Hostage (2005)

Rating: C

Dir: Florent Emilio Siri
Star: Bruce Willis, Ben Foster, Jonathan Tucker, Kevin Pollak

There’s a point here where I found myself irrevocably distracted by coming with a list of ways the bad guys could have achieved their objectives in much simpler fashion. I mean, rather than kidnapping the wife and daughter of local police chief Talley (Willis), in order to get him to interfere in a siege taking place at a house where their accountant has a DVD of potentially compromising files, “waiting to see what happens” might be a more logical, and certainly less expensive or troublesome start, no? That may seem a small criticism, but it basically drilled the heart out of the film for me, since such contrivance made suspending my disbelief finally impossible. And it was already strained at the seams, with Talley a former – hey! – hostage negotiator, who retired to a sleepy suburb after a previous siege went horribly wrong. What are the odds against that?
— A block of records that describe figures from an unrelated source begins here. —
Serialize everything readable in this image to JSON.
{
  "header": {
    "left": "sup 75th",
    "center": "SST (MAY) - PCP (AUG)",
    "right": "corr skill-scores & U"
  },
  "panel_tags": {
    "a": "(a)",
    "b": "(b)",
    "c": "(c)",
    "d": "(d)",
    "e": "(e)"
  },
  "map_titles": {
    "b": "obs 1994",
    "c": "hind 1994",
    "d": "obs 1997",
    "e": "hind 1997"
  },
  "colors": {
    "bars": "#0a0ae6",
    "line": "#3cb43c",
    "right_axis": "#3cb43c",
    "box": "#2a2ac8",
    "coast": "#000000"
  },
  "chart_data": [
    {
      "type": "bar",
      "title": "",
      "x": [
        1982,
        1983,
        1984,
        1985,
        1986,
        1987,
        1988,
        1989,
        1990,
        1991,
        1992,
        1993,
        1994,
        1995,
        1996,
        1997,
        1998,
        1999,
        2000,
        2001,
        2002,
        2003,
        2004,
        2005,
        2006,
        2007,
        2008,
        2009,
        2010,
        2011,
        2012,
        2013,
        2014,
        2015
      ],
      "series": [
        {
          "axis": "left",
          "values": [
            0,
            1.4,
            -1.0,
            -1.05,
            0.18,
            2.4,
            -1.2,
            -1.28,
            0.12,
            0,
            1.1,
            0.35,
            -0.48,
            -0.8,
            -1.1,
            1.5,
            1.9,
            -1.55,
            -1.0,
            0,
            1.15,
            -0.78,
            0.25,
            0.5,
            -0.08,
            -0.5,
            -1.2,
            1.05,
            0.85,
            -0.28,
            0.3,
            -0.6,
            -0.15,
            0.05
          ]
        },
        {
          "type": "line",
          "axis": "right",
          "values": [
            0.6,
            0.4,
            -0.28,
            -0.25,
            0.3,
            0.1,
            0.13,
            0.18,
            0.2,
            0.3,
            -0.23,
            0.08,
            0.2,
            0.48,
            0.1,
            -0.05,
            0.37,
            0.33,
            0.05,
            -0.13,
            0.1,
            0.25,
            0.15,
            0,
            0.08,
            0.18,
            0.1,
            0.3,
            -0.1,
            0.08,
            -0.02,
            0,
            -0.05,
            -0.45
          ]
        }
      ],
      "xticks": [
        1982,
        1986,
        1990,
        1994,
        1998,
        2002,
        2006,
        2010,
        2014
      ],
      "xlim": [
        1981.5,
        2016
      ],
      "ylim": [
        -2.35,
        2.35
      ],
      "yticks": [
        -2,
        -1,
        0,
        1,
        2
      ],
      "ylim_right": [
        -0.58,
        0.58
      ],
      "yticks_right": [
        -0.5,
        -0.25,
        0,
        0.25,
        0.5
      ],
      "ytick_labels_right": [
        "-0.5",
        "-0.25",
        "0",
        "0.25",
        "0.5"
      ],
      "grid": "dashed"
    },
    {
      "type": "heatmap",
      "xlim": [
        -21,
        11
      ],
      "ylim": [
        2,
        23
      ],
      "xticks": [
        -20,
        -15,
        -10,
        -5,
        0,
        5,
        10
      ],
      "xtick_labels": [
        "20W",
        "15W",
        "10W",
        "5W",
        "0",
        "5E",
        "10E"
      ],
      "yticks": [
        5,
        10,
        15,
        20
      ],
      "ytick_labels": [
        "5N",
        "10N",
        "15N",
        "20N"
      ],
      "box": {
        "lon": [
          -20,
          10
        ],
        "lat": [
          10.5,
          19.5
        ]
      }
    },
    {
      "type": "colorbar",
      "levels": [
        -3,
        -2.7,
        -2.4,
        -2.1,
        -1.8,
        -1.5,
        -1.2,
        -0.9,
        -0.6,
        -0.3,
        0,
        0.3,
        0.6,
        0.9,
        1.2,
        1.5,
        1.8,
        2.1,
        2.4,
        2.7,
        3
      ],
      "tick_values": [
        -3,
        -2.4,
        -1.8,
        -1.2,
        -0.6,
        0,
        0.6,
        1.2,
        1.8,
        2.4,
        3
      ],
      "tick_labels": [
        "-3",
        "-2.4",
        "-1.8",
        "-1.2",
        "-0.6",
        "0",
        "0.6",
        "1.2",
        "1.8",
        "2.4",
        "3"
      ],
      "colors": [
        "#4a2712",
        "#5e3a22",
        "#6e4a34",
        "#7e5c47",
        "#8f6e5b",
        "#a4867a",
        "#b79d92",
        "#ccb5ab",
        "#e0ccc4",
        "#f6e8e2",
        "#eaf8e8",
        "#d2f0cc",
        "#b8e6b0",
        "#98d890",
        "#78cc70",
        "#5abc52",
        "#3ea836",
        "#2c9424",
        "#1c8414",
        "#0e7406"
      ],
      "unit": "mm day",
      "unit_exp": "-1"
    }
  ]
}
I did like the idea of Talley struggling to deal with two hostage crises simultaneously, and Siri brings a European panache to proceedings – love those opening credits [Siri also directed The Nest, which is the best action film you’ve never seen]. There’s also a nice sense of everything being out of control: Talley, and certainly not the siege-takers inside, who are as much victims of their own incompetence as anything. Well, except for Mars (Foster), who is creepily psychopathic and, it’s readily apparent, is capable of random acts of cruelty at a second’s notice. Pollak’s role is limited, since he’s largely unconscious, though stages a miraculous recovery whenever he is needed by the plot. That kind of convenient script-writing irritated me, probably more than it should, but the concepts central to the story here just never quite seemed as well thought-out as they needed to be.